Mrs. Curren is dying of breast cancer, and, worse yet,
she is a liberal-minded white woman living in South Africa during
apartheid. The novel is mostly an
expression of her thoughts in the form of a letter to her daughter, who is
married with children in the U.S. and unaware of her mother’s terminal
condition. A homeless alcoholic, Mr.
Vercueil, who, along with his dog, has camped out near her house, becomes Mrs.
Curren’s handyman, companion, and caregiver.

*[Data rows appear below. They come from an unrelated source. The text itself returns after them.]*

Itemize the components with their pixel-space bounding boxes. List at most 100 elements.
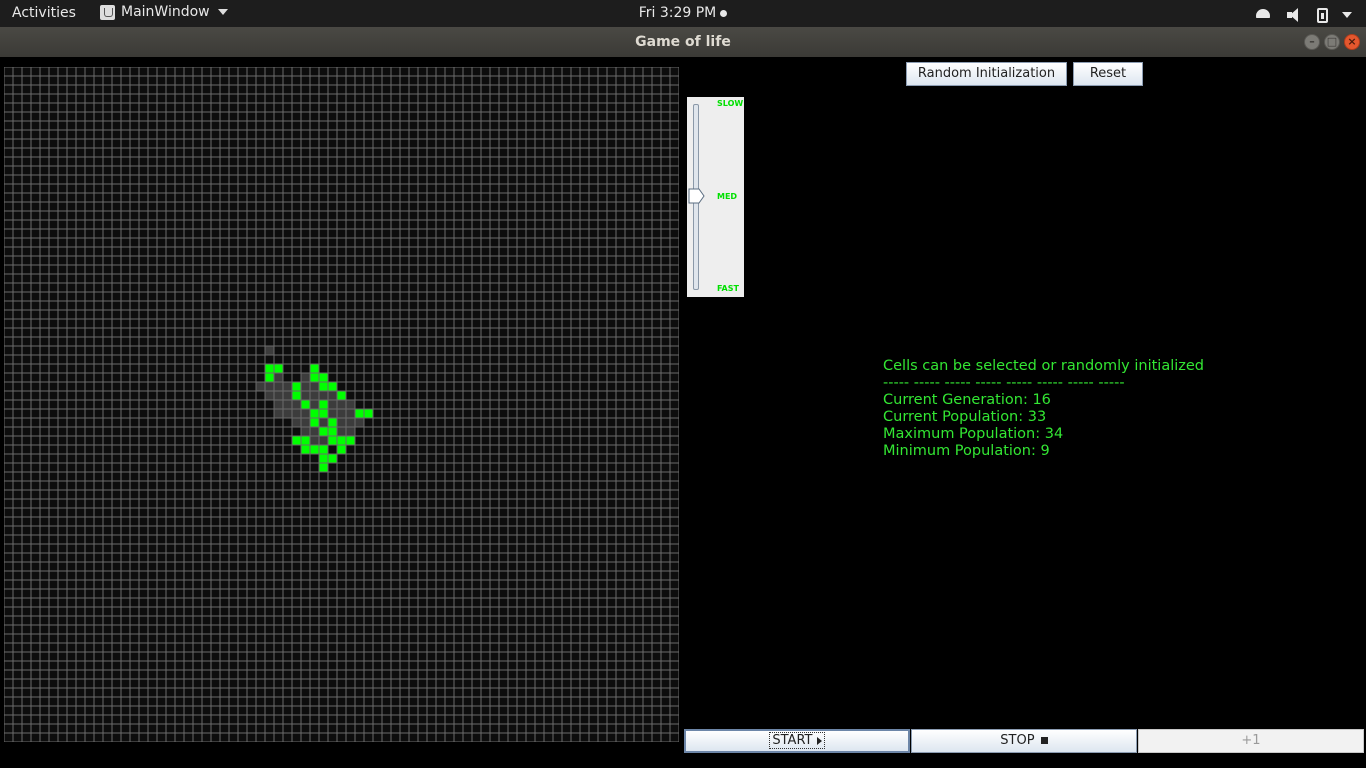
slider-label-slow: SLOW xyxy=(717,99,744,108)
visited-cell[interactable] xyxy=(328,391,337,400)
alive-cell[interactable] xyxy=(301,436,310,445)
current-generation: Current Generation: 16 xyxy=(883,392,1051,408)
game-board[interactable] xyxy=(4,67,679,742)
visited-cell[interactable] xyxy=(337,427,346,436)
visited-cell[interactable] xyxy=(319,391,328,400)
visited-cell[interactable] xyxy=(319,436,328,445)
visited-cell[interactable] xyxy=(274,373,283,382)
alive-cell[interactable] xyxy=(319,409,328,418)
visited-cell[interactable] xyxy=(310,391,319,400)
current-population: Current Population: 33 xyxy=(883,409,1047,425)
visited-cell[interactable] xyxy=(319,418,328,427)
visited-cell[interactable] xyxy=(337,400,346,409)
info-separator: ----- ----- ----- ----- ----- ----- ----… xyxy=(883,375,1125,391)
visited-cell[interactable] xyxy=(337,409,346,418)
visited-cell[interactable] xyxy=(328,409,337,418)
visited-cell[interactable] xyxy=(283,400,292,409)
alive-cell[interactable] xyxy=(301,400,310,409)
close-button[interactable]: × xyxy=(1344,34,1360,50)
alive-cell[interactable] xyxy=(319,427,328,436)
visited-cell[interactable] xyxy=(292,409,301,418)
visited-cell[interactable] xyxy=(274,409,283,418)
volume-muted-icon xyxy=(1287,7,1303,23)
alive-cell[interactable] xyxy=(328,454,337,463)
alive-cell[interactable] xyxy=(301,445,310,454)
alive-cell[interactable] xyxy=(319,454,328,463)
alive-cell[interactable] xyxy=(310,364,319,373)
alive-cell[interactable] xyxy=(319,445,328,454)
window-titlebar[interactable]: Game of life – □ × xyxy=(0,27,1366,57)
alive-cell[interactable] xyxy=(328,427,337,436)
visited-cell[interactable] xyxy=(310,436,319,445)
visited-cell[interactable] xyxy=(301,427,310,436)
alive-cell[interactable] xyxy=(355,409,364,418)
window-title: Game of life xyxy=(635,34,731,50)
play-icon xyxy=(816,736,822,745)
visited-cell[interactable] xyxy=(355,418,364,427)
reset-button[interactable]: Reset xyxy=(1073,62,1143,86)
visited-cell[interactable] xyxy=(256,382,265,391)
alive-cell[interactable] xyxy=(265,364,274,373)
visited-cell[interactable] xyxy=(337,418,346,427)
visited-cell[interactable] xyxy=(301,418,310,427)
visited-cell[interactable] xyxy=(283,382,292,391)
visited-cell[interactable] xyxy=(328,400,337,409)
alive-cell[interactable] xyxy=(292,436,301,445)
visited-cell[interactable] xyxy=(310,427,319,436)
alive-cell[interactable] xyxy=(292,391,301,400)
alive-cell[interactable] xyxy=(310,445,319,454)
visited-cell[interactable] xyxy=(274,382,283,391)
visited-cell[interactable] xyxy=(310,382,319,391)
visited-cell[interactable] xyxy=(346,400,355,409)
alive-cell[interactable] xyxy=(337,436,346,445)
maximum-population: Maximum Population: 34 xyxy=(883,426,1064,442)
alive-cell[interactable] xyxy=(292,382,301,391)
visited-cell[interactable] xyxy=(310,400,319,409)
visited-cell[interactable] xyxy=(346,418,355,427)
random-initialization-button[interactable]: Random Initialization xyxy=(906,62,1067,86)
visited-cell[interactable] xyxy=(283,391,292,400)
visited-cell[interactable] xyxy=(265,382,274,391)
minimum-population: Minimum Population: 9 xyxy=(883,443,1050,459)
alive-cell[interactable] xyxy=(310,418,319,427)
alive-cell[interactable] xyxy=(328,382,337,391)
alive-cell[interactable] xyxy=(346,436,355,445)
alive-cell[interactable] xyxy=(265,373,274,382)
visited-cell[interactable] xyxy=(346,427,355,436)
visited-cell[interactable] xyxy=(301,391,310,400)
alive-cell[interactable] xyxy=(328,436,337,445)
slider-thumb[interactable] xyxy=(688,188,706,204)
visited-cell[interactable] xyxy=(301,409,310,418)
minimize-button[interactable]: – xyxy=(1304,34,1320,50)
alive-cell[interactable] xyxy=(364,409,373,418)
visited-cell[interactable] xyxy=(301,373,310,382)
status-panel: Cells can be selected or randomly initia… xyxy=(883,358,1204,460)
visited-cell[interactable] xyxy=(265,346,274,355)
visited-cell[interactable] xyxy=(301,382,310,391)
visited-cell[interactable] xyxy=(265,391,274,400)
clock[interactable]: Fri 3:29 PM xyxy=(0,5,1366,21)
alive-cell[interactable] xyxy=(319,373,328,382)
visited-cell[interactable] xyxy=(274,400,283,409)
alive-cell[interactable] xyxy=(328,418,337,427)
visited-cell[interactable] xyxy=(346,409,355,418)
visited-cell[interactable] xyxy=(292,400,301,409)
notification-dot-icon xyxy=(720,9,728,17)
alive-cell[interactable] xyxy=(319,400,328,409)
alive-cell[interactable] xyxy=(319,463,328,472)
visited-cell[interactable] xyxy=(292,418,301,427)
alive-cell[interactable] xyxy=(319,382,328,391)
alive-cell[interactable] xyxy=(337,391,346,400)
alive-cell[interactable] xyxy=(310,373,319,382)
alive-cell[interactable] xyxy=(310,409,319,418)
step-button[interactable]: +1 xyxy=(1138,729,1364,753)
alive-cell[interactable] xyxy=(274,364,283,373)
maximize-button[interactable]: □ xyxy=(1324,34,1340,50)
system-tray[interactable] xyxy=(1253,5,1352,25)
stop-button[interactable]: STOP xyxy=(911,729,1137,753)
speed-slider[interactable]: SLOW MED FAST xyxy=(687,97,744,297)
visited-cell[interactable] xyxy=(283,409,292,418)
visited-cell[interactable] xyxy=(274,391,283,400)
alive-cell[interactable] xyxy=(337,445,346,454)
start-button[interactable]: START xyxy=(684,729,910,753)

Her black maid, Florence, has a teenage son who has joined the
resistance effort. Mrs. Curren is torn
between her enormous revulsion at the government’s enforcement of apartheid and
her concern for the safety of the young people involved in the rebellion. She would like to make a statement against
apartheid by perhaps hastening her own death in a violent manner, but that
would solve nothing. The fact that she
has taken on a homeless alcoholic as her confidant is a testament to her
extreme loneliness and desperation.
Vercueil, for his part, seems neutral politically and unredeemable
socially, but he’s all she has, and he’s better than nothing. In fact, he’s a lot better, because he seems
completely non-judgmental, and a family member would probably have a lot to say
about an elderly woman living alone and consuming vast quantities of pain meds. Mrs. Curren is a character whose outrage is
so palpable that I felt immense empathy for her. In fact, this is my first Coetzee novel,
published in 1990 while apartheid was very much still in effect, and it
obviously represents the South African author’s personal stand against apartheid,
using the power of the pen to try to enact positive change. I expect that Mrs. Curren’s dilemma and guilt
come straight from his own personal conscience, grappling with a situation that
was impossible to bear and simultaneously dangerous to oppose.